Some of the items we want to look at that impact the housing market and buyer’s willingness and financial ability to purchase homes!

Workin’ 9 to 5, What a way to make a livin’.” (Dolly Parton) These past weeks have  shown more and more people working 9 to 5 and home loan rates didn’t like it.

Even though this is good news for more people who are looking for work, it impacts loan rates and thus impacts buying power.

 

First the ADP Report on Wednesday showed 224,000 private jobs created, well above the 184,000 expected.

Then on Friday, the Bureau of Labor Statistics (BLS) Jobs Report showed 250,000 job creations in October, well above expectations.
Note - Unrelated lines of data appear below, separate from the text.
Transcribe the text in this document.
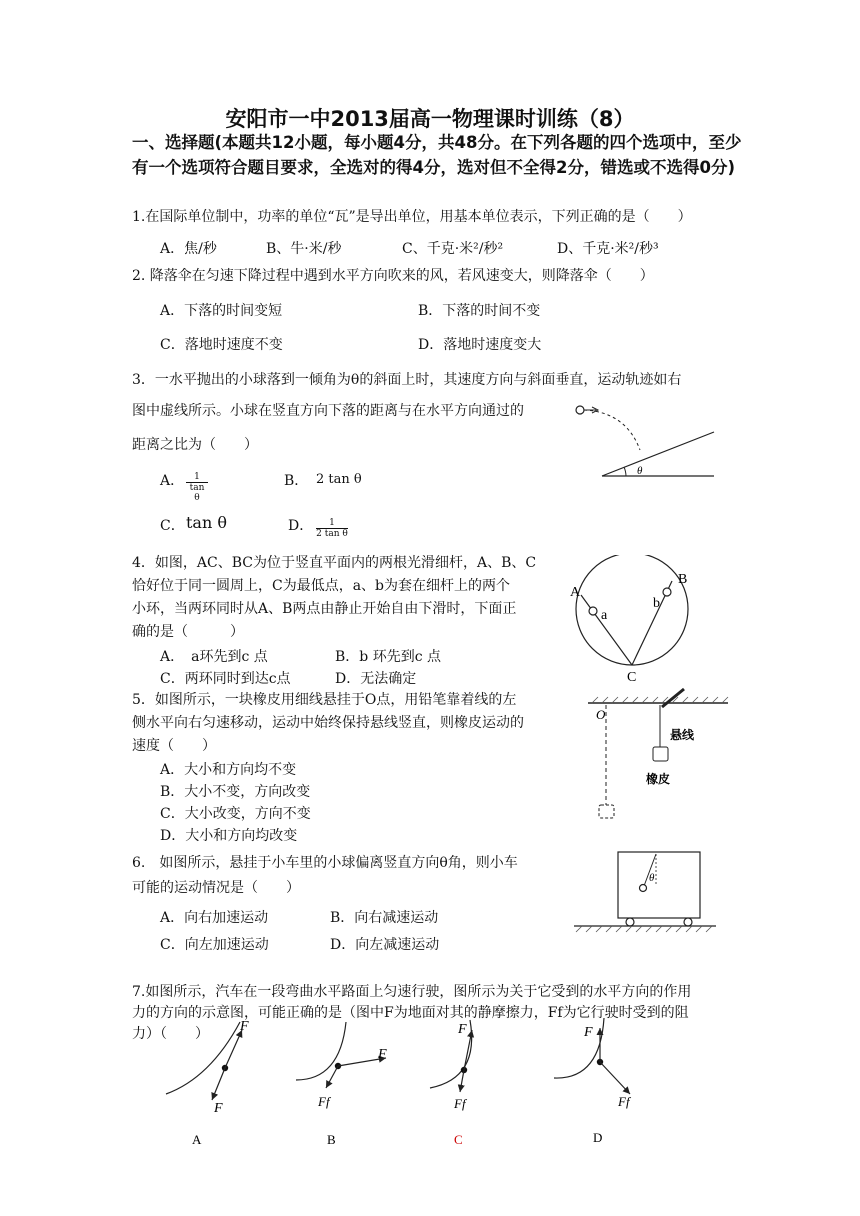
安阳市一中2013届高一物理课时训练（8）
一、选择题(本题共12小题，每小题4分，共48分。在下列各题的四个选项中，至少有一个选项符合题目要求，全选对的得4分，选对但不全得2分，错选或不选得0分)
1.在国际单位制中，功率的单位“瓦”是导出单位，用基本单位表示，下列正确的是（　　）
A．焦/秒	B、牛·米/秒	C、千克·米²/秒²	D、千克·米²/秒³
2. 降落伞在匀速下降过程中遇到水平方向吹来的风，若风速变大，则降落伞（　　）
A．下落的时间变短	B．下落的时间不变
C．落地时速度不变	D．落地时速度变大
3．一水平抛出的小球落到一倾角为θ的斜面上时，其速度方向与斜面垂直，运动轨迹如右
图中虚线所示。小球在竖直方向下落的距离与在水平方向通过的
距离之比为（　　）
A． $\frac{1}{\text{tan θ}}$	B． 2 tan θ
C． tan θ	D． $\frac{1}{\text{2 tan θ}}$
θ
4．如图，AC、BC为位于竖直平面内的两根光滑细杆，A、B、C
恰好位于同一圆周上，C为最低点，a、b为套在细杆上的两个
小环，当两环同时从A、B两点由静止开始自由下滑时，下面正
确的是（　　　）
A．　a环先到c 点	B．b 环先到c 点
C．两环同时到达c点	D．无法确定
A
B
C
a
b
5．如图所示，一块橡皮用细线悬挂于O点，用铅笔靠着线的左
侧水平向右匀速移动，运动中始终保持悬线竖直，则橡皮运动的
速度（　　）
A．大小和方向均不变
B．大小不变，方向改变
C．大小改变，方向不变
D．大小和方向均改变
O
悬线
橡皮
6.　如图所示，悬挂于小车里的小球偏离竖直方向θ角，则小车
可能的运动情况是（　　）
A．向右加速运动	B．向右减速运动
C．向左加速运动	D．向左减速运动
θ
7.如图所示，汽车在一段弯曲水平路面上匀速行驶，图所示为关于它受到的水平方向的作用
力的方向的示意图，可能正确的是（图中F为地面对其的静摩擦力，Ff为它行驶时受到的阻
力）（　　） F
F
A
F
Ff
B
F
Ff
C
F
Ff
D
Within that report, Hourly Earnings (wages) rose 3.10% year over year — the highest rate since April 2009. The pickup in wages is inflationary and this added to the uptick in bond yields.

Bottom line — good news, like this week’s reading on jobs and wages, are bad news for bonds and home loan rates. However, when you consider the strong economic backdrop coupled with still historically low rates — today is a great time to purchase a home.

The Federal Reserve meeting ends Wednesday with the release of the Fed’s monetary policy statement at 2:00 p.m. ET. There is very little chance of a hike to the short-term Fed Funds Rate, but the Fed’s remarks in the statement could be a market moving event.

We will keep you posted in the next few weeks coming of important updates!